5. **Welche Anklagepunkte gibt es?**
Ihnen werden unter anderem Brandstiftung, versuchte Brandstiftung, Sachbeschädigung und in einigen Fällen die Bildung einer kriminellen Vereinigung vorgeworfen. Die Anklagen sind schwerwiegend, da der Angriff Feuer und Sprengstoff beinhaltete.
6. **Wurden dort tatsächlich Waffen hergestellt?**
Die Fabrik produziert Teile für Militärdrohnen und andere Ausrüstung, die vom israelischen Militär verwendet werden. Die Aktivisten behaupten, diese Teile würden bei Angriffen auf Gaza eingesetzt.
7. **Ist dies ein politischer Prozess?**
Die Aktivisten und ihre Unterstützer sagen, es sei ein politischer Prozess, der den propalästinensischen Aktivismus zum Schweigen bringen solle. Die deutsche Regierung und die Gerichte sagen, es sei ein normaler Strafprozess über Gesetzesverstöße.

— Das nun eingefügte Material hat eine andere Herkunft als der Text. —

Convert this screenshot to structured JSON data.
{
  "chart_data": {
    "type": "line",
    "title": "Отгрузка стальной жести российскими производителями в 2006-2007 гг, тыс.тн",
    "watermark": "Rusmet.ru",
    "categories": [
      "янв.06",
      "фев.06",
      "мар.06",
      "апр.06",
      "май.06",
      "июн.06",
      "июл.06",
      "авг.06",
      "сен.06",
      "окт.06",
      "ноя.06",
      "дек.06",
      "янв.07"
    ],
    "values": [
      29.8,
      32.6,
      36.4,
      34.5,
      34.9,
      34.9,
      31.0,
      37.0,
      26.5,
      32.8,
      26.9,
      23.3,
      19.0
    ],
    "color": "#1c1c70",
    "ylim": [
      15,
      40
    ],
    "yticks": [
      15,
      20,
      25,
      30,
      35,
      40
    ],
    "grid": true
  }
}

**Fragen für Fortgeschrittene**
8. **Was war die genaue Angriffsmethode?**
Die Aktivisten verwendeten Molotow-Cocktails und andere Brandsätze, um die elektrische Anlage der Fabrik und einen in der Nähe geparkten Lastwagen in Brand zu setzen. Sie hinterließen auch Graffiti mit propalästinensischen Botschaften.
9. **Hat der Angriff die Produktion gestoppt?**
Der Angriff verursachte erheblichen Schaden, aber die Fabrik wurde nicht vollständig zerstört. Die Produktion wurde vorübergehend eingestellt, aber das Unternehmen reparierte später den Schaden und nahm den Betrieb wieder auf.
10. **Wie behandelt das deutsche Gesetz die politische Motivation in diesem Fall?**
Das deutsche Gesetz kann politische Motivation als Strafmilderungs- oder Strafschärfungsgrund berücksichtigen, je nach den Umständen. Die Verteidigung könnte argumentieren, dass die Handlungen aus edlen Motiven erfolgten, während die Staatsanwaltschaft sie als extremistisch und gefährlich darstellen könnte.